Biocatalytic and Redox‐Regulated Nanoarchitectures for Precision Inflammation and Immune Homeostasis Modulation to Combat Rheumatoid Arthritis

The chronic inflammatory milieu of rheumatoid arthritis (RA), marked by elevated reactive oxygen species (ROS), perpetually activated pro-inflammatory macrophages (M1) and osteoclasts, and significant infiltration of pro-inflammatory cytokines contributes to abnormal articular redox imbalance, severe synovitis, and progressive joint erosion. In this study, the rational design of a biocatalytic and redox-regulated nanoarchitecture comprising Ru cluster-anchored hydroxylated Fe₂O₃ (Ru-HFO) encapsulated within bone marrow stem cell-derived extracellular vesicles (BEVs), for precision inflammation modulation to combat RA is proposed. When combined with ultrasound (US) stimulation, this biocatalytic and inflammation-targeting nanoarchitecture (BEVs@Ru-HFO) can reprogram macrophages and osteoclasts to restore redox and immune homeostasis, thereby alleviating RA. The findings reveal that the hydroxylation strategy enhances electron density at Ru redox centers and fine-tunes the binding affinity of oxygen intermediates, thereby ensuring exceptional multi-enzymatic ROS-scavenging activities.
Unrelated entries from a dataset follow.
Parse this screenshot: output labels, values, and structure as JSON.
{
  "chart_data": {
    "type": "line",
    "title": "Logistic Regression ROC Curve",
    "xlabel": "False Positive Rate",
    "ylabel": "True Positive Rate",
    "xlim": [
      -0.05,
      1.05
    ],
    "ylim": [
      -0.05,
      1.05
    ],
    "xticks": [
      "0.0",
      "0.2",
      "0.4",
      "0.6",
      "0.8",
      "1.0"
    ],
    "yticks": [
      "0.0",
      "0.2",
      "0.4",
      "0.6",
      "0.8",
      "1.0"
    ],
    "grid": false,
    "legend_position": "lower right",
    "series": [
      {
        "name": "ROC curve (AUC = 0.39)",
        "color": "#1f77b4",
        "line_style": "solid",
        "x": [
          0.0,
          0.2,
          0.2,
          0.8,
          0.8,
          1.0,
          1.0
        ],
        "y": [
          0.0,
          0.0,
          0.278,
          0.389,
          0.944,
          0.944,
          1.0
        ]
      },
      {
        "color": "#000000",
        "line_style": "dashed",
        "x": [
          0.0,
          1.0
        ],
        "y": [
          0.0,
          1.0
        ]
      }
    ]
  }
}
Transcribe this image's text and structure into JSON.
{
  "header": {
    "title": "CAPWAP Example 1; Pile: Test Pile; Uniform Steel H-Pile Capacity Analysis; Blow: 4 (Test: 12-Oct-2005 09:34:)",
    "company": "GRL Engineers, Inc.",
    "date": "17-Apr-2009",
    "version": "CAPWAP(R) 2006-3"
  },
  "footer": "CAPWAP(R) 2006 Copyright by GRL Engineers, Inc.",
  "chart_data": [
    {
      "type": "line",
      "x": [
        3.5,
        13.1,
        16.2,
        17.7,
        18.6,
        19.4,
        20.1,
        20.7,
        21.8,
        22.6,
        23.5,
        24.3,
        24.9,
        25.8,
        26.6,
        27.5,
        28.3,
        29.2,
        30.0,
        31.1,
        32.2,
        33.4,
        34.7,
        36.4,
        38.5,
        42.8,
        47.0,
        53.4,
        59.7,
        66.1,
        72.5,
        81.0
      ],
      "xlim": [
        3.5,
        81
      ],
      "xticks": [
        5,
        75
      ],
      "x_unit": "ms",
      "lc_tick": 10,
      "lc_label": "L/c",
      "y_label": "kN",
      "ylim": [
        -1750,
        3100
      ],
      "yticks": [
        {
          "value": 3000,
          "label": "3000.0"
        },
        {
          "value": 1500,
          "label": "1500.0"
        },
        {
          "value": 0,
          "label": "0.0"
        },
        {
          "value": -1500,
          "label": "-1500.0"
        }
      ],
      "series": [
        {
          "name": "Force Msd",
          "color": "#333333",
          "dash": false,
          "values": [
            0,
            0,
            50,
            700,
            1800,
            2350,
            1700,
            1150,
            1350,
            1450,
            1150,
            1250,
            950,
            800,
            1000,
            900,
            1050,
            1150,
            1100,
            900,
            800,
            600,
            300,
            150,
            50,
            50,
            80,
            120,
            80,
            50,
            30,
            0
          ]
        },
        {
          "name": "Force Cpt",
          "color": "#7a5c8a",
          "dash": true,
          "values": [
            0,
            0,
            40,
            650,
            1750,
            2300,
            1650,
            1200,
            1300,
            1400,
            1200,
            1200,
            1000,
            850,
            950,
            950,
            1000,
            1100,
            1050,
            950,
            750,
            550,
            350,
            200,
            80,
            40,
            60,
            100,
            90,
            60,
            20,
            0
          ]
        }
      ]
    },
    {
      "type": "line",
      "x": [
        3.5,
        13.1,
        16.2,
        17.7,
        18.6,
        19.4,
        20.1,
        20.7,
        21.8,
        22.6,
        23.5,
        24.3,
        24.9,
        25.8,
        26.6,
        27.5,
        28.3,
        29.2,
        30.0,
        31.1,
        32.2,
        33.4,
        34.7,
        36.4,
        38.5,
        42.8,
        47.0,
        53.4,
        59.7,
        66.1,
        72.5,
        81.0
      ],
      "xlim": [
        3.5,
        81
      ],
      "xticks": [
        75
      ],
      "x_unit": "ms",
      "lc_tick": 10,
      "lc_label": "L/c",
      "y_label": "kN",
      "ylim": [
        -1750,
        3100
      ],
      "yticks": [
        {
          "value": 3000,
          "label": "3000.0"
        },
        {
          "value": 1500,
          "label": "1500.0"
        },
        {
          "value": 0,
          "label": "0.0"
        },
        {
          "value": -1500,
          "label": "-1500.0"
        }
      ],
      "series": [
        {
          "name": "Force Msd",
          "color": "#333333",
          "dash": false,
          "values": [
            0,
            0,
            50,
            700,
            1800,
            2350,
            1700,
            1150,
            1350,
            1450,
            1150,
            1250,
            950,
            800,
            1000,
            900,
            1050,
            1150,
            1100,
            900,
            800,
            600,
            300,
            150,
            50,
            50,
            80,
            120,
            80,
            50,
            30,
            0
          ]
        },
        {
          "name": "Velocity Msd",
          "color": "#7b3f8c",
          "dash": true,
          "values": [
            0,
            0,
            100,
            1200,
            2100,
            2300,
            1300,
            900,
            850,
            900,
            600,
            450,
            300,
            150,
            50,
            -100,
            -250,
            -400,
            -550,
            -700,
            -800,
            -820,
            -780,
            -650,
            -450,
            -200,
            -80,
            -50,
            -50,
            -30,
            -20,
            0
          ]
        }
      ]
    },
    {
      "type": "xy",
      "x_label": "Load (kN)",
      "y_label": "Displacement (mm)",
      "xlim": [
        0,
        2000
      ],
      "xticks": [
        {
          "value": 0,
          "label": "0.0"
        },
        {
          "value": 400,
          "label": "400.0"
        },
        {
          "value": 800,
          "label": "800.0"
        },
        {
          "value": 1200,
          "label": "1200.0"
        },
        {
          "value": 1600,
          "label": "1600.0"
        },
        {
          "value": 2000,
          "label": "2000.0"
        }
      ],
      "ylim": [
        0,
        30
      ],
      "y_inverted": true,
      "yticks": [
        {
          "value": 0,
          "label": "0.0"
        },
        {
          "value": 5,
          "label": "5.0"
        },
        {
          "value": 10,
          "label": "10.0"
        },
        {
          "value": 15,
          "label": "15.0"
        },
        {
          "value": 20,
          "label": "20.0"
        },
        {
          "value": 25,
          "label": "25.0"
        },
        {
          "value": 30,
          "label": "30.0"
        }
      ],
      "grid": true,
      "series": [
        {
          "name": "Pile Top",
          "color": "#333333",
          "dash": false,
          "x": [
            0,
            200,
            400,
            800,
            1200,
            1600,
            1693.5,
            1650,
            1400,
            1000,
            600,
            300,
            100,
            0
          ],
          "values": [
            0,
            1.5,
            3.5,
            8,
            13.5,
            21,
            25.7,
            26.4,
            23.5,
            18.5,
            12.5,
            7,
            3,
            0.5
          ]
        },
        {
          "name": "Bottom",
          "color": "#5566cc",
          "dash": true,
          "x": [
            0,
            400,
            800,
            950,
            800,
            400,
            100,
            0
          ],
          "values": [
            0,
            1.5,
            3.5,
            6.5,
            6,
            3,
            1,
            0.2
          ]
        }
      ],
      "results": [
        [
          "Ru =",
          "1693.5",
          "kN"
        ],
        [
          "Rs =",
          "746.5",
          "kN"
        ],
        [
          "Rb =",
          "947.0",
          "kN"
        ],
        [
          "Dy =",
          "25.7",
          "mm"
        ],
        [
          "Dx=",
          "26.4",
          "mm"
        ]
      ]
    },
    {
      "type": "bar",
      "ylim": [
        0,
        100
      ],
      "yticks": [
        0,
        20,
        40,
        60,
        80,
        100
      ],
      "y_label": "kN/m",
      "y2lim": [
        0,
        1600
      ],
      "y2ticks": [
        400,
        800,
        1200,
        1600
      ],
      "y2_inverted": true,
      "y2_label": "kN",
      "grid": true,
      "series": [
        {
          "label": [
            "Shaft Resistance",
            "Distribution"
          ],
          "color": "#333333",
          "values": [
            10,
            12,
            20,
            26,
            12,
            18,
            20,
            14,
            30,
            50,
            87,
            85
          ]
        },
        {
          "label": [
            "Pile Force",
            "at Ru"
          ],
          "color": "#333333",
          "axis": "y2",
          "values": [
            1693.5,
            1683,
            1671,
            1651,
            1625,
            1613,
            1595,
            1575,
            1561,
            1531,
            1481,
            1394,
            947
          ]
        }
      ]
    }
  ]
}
Notably, under ultrasonic irradiation, BEVs@Ru-HFO targets inflamed joints, promotes the local accumulation of anti-inflammatory macrophages, downregulates inflammatory cytokines, and ameliorates the hypoxic microenvironment to inhibit osteoclastogenesis. This ultimately confers bone and cartilage protection and restores joint function. It is posit that this biocatalytic and redox-regulated nanoarchitecture, with its superior antioxidant and immunomodulatory capabilities, represents a promising strategy for engineering ROS-catalytic materials to treat RA and potentially many other autoimmune diseases.